I’m not a programmer in the classical sense. I started teaching myself to code at 12 (RuneScape private servers, Java and C++), studied economics in college, ran construction projects, sold Mercedes for a year, started and closed a construction firm, and ended up back in software after a spinal injury made physical work impossible. What I’m good at is architecting systems and verifying mechanically that the system does what the specification says. I’m worst at writing code myself. What I’ve actually gotten good at is operating an engineering team of AI agents, with enough enforcement around them that the code they produce survives due diligence.
DRDD is what I call the way I work. The short version: if you can’t write an assertion for a specification, you don’t have a specification yet. Rules get enforced at every boundary (write-time, commit-time, run-time), not left to the discipline of whoever reads the prose. Source code has no authority. When the rule and the code disagree, the code is wrong.
The current rebuild runs on 42 rule files, about 3,500 rules across three layers (spec, consistency, adversarial), and a five-layer enforcement stack: 48 hookify rules, 41 ast-grep patterns, 26 lifecycle hooks, 20 custom skills, and 5 custom review agents. Every piece of that exists because a specific thing broke. The worktree disaster on March 19, 2026 cost me 20 hours of work and 20-plus commits, and is why git worktree is blocked in three different ways now. The 4,800 fake-tests weekend on March 30, 2026 is why every it() block in this codebase has to call a real procedure or the gate rejects it.

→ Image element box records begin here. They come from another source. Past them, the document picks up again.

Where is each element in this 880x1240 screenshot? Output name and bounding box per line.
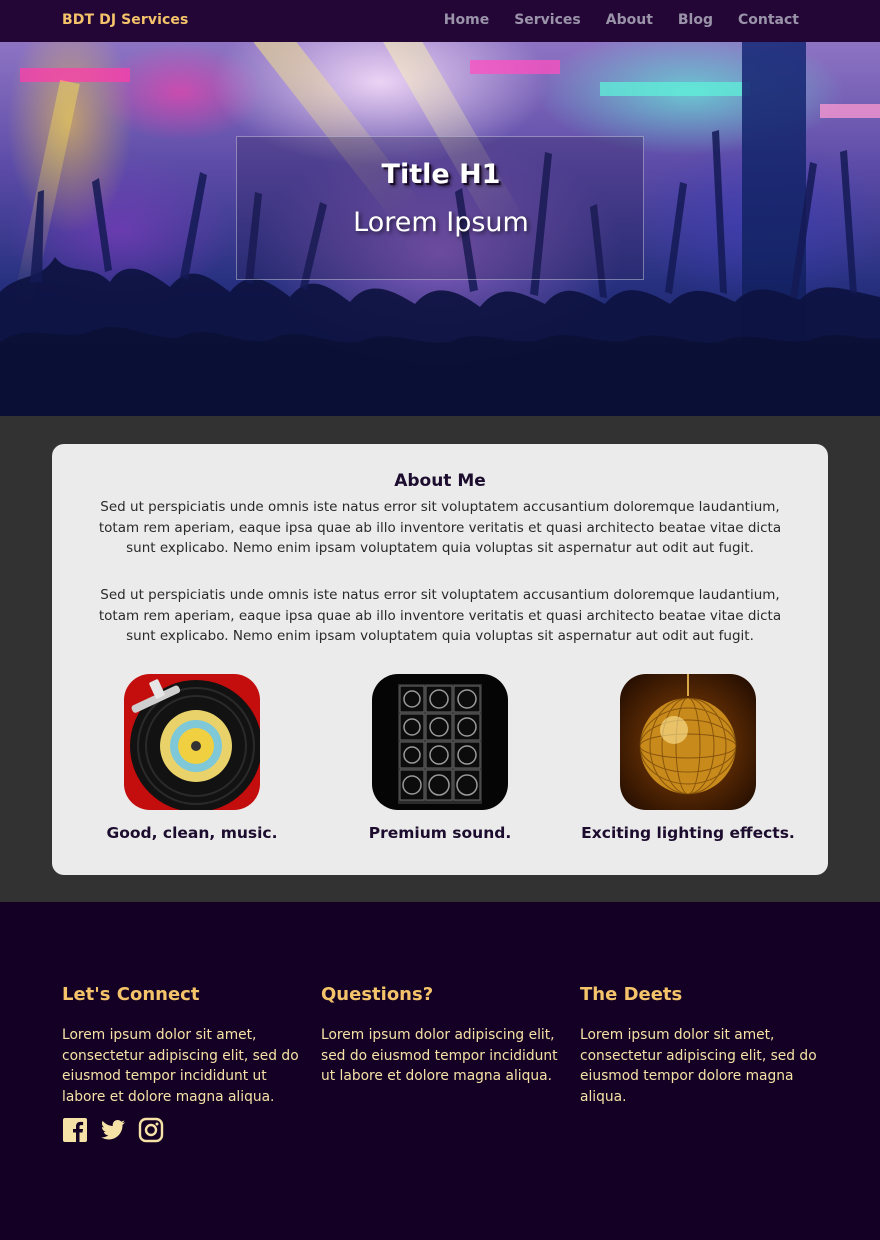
about-section: About Me Sed ut perspiciatis unde omnis … bbox=[0, 416, 880, 902]
hero-banner: Title H1 Lorem Ipsum bbox=[0, 42, 880, 416]
footer-column-text: Lorem ipsum dolor sit amet, consectetur … bbox=[580, 1027, 817, 1105]
about-card: About Me Sed ut perspiciatis unde omnis … bbox=[52, 444, 828, 875]
feature-caption: Exciting lighting effects. bbox=[581, 824, 795, 842]
nav-link-home[interactable]: Home bbox=[444, 12, 489, 28]
footer-column-title: Questions? bbox=[321, 984, 434, 1005]
twitter-icon[interactable] bbox=[100, 1117, 126, 1143]
nav-link-about[interactable]: About bbox=[606, 12, 653, 28]
top-nav: BDT DJ Services Home Services About Blog… bbox=[0, 0, 880, 42]
feature-caption: Good, clean, music. bbox=[106, 824, 278, 842]
facebook-icon[interactable] bbox=[62, 1117, 88, 1143]
site-footer: Let's Connect Lorem ipsum dolor sit amet… bbox=[0, 902, 880, 1240]
nav-link-services[interactable]: Services bbox=[514, 12, 581, 28]
brand-logo[interactable]: BDT DJ Services bbox=[62, 12, 188, 28]
hero-title-box: Title H1 Lorem Ipsum bbox=[236, 136, 644, 280]
feature-caption: Premium sound. bbox=[368, 824, 512, 842]
footer-column-text: Lorem ipsum dolor adipiscing elit, sed d… bbox=[321, 1027, 558, 1084]
footer-column-title: Let's Connect bbox=[62, 984, 200, 1005]
vinyl-record-icon bbox=[124, 674, 260, 810]
footer-column-questions: Questions? Lorem ipsum dolor adipiscing … bbox=[321, 984, 561, 1087]
footer-column-title: The Deets bbox=[580, 984, 683, 1005]
nav-links: Home Services About Blog Contact bbox=[444, 12, 799, 28]
hero-subtitle: Lorem Ipsum bbox=[353, 207, 529, 238]
about-title: About Me bbox=[394, 471, 486, 491]
nav-link-blog[interactable]: Blog bbox=[678, 12, 713, 28]
footer-column-deets: The Deets Lorem ipsum dolor sit amet, co… bbox=[580, 984, 820, 1107]
about-paragraph: Sed ut perspiciatis unde omnis iste natu… bbox=[98, 587, 782, 644]
social-links bbox=[62, 1117, 164, 1143]
hero-title: Title H1 bbox=[381, 159, 501, 190]
footer-column-text: Lorem ipsum dolor sit amet, consectetur … bbox=[62, 1027, 299, 1105]
instagram-icon[interactable] bbox=[138, 1117, 164, 1143]
about-paragraph: Sed ut perspiciatis unde omnis iste natu… bbox=[98, 499, 782, 556]
footer-column-connect: Let's Connect Lorem ipsum dolor sit amet… bbox=[62, 984, 302, 1107]
nav-link-contact[interactable]: Contact bbox=[738, 12, 799, 28]
disco-ball-icon bbox=[620, 674, 756, 810]
speaker-stack-icon bbox=[372, 674, 508, 810]
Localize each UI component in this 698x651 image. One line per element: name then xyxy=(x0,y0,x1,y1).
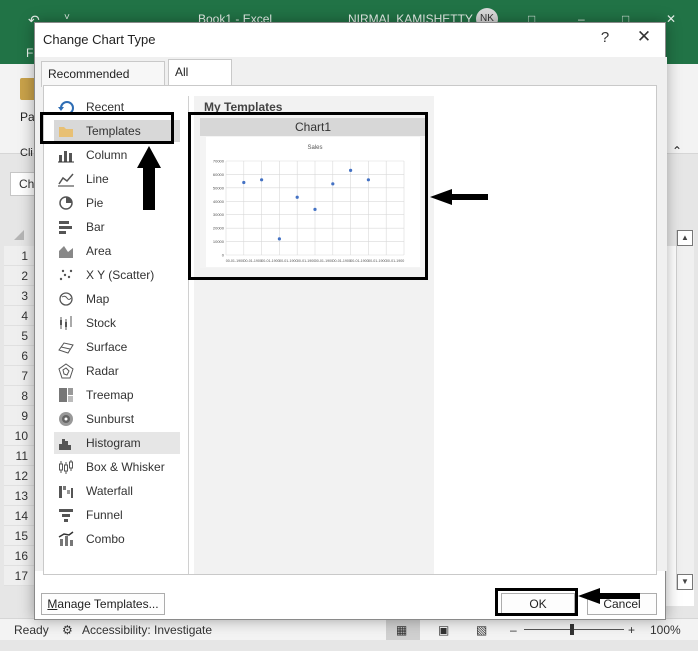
arrow-left-to-ok-icon xyxy=(578,588,640,604)
arrow-left-to-template-icon xyxy=(430,189,488,205)
annotation-arrows xyxy=(137,146,640,604)
arrow-up-to-templates-icon xyxy=(137,146,161,210)
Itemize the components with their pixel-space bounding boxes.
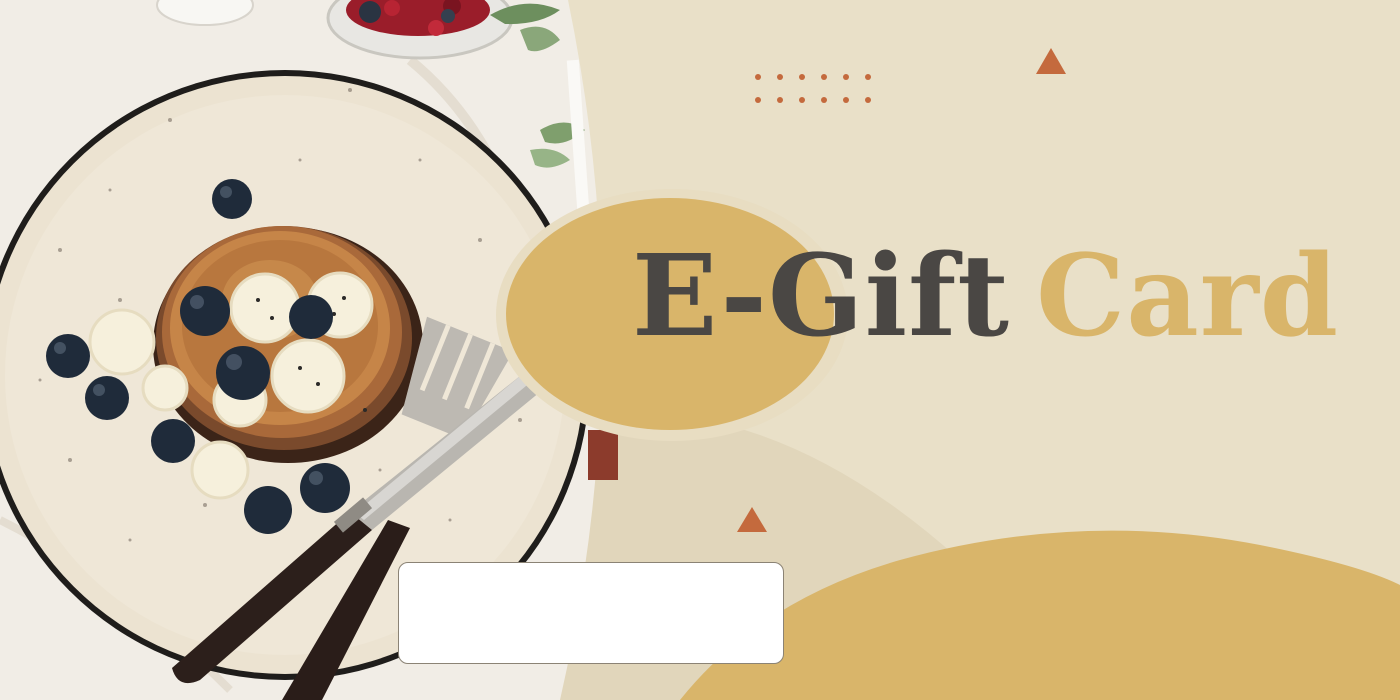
gift-card: E-Gift Card (0, 0, 1400, 700)
title-egift: E-Gift (632, 231, 1011, 362)
triangle-top (1036, 48, 1066, 74)
title-card: Card (1036, 231, 1340, 362)
card-title: E-Gift Card (632, 232, 1339, 362)
dot-grid (755, 74, 871, 103)
gift-code-box[interactable] (398, 562, 784, 664)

The Great Purge on February 26, 2026, when 184 AI-generated architecture documents were found to contradict the actual source code, is why every claim in the rebuild now has to trace to a specific file or rule ID.
I’m publishing because I’ve been wrong enough times in private to want to be wrong in public instead. Vague methodology doesn’t survive being written for a reader; half my rules got sharpened the first time I tried to explain them to someone who wasn’t me. The other reason is that the AI-augmented software industry is currently chasing bigger prompts and smarter models, which is the wrong problem. Mechanical boundaries are what actually make AI-generated code safe to ship.
What you’ll find here: the manifesto, the rules as I write them (origin, text, testable assertion, enforcement, violation closed), and field notes when something I did produced a failure worth learning from. What you won’t find: case studies with client names attached, hot takes on model releases, AI hype.